Second-year priorities
While housing and planning will continue to be an issue at the front of Mr Hinchliff’s mind, his second year as an MP will bring further focus on other topics too, such as special educational needs.
“The Government’s planned reforms will be published later this year, so [I’ll be] engaging with that.
“I’ve been working with other Hertfordshire Labour MPs on trying to push the Government to give Hertfordshire a fairer funding settlement.
“I’ll be continuing to push for that and for particular points around the provision of new schools.”
Buses will be another priority, with legislation coming forward to give local authorities more control over bus services.
“We do have some decent train lines connecting some of the towns [in my constituency], but the vast majority of the villages, if you want public transport, you’re going to be reliant on buses, and it’s pretty threadbare there.
“Hertfordshire has had some of the worst cuts in relation to bus services.

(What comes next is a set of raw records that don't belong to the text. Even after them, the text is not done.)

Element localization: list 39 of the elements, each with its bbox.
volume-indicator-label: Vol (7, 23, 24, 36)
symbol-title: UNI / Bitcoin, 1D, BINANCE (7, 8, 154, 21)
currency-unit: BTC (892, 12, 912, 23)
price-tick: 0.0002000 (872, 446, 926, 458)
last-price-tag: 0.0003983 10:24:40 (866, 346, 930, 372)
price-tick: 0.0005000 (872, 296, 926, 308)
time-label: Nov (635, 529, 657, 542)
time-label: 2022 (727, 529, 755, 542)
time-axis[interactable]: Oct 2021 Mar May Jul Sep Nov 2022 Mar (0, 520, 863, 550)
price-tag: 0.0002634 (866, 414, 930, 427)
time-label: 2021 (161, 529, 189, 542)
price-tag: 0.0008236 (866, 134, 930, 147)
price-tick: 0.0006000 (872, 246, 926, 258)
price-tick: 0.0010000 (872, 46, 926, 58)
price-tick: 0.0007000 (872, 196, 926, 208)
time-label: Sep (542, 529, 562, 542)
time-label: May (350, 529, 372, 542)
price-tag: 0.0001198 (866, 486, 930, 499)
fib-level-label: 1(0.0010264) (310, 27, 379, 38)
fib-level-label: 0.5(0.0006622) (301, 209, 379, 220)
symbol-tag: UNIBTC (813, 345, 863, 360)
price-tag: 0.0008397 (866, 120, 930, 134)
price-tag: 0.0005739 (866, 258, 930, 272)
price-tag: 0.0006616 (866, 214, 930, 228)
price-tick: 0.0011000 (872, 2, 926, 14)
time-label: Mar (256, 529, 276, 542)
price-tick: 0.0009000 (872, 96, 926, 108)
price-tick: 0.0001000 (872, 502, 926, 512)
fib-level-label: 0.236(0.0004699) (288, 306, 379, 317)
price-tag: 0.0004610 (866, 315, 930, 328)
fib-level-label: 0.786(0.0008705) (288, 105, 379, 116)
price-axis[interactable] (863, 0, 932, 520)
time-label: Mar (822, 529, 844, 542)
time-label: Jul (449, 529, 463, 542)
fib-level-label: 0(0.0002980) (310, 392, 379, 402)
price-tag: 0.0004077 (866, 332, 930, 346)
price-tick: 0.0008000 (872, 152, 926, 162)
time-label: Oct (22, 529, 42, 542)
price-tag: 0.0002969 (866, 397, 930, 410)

“The Government is bringing forward a lot of very positive proposals on that, and pushing them to go as far as possible in that respect will be important.”
QUICKFIRE QUESTIONS
Beer or wine?
Wine
Monarchy or republic?
Monarchy
Who is your political idol?
Barbara Castle
What’s in your supermarket meal deal?
Tuna and sweetcorn sandwich, mango and pineapple pot, and an Innocent smoothie
What’s your favourite book?
My Family and Other Animals by Gerald Durrell. “It’s hilarious, it’s uplifting, it’s great about nature, you can’t read it and not be happy.”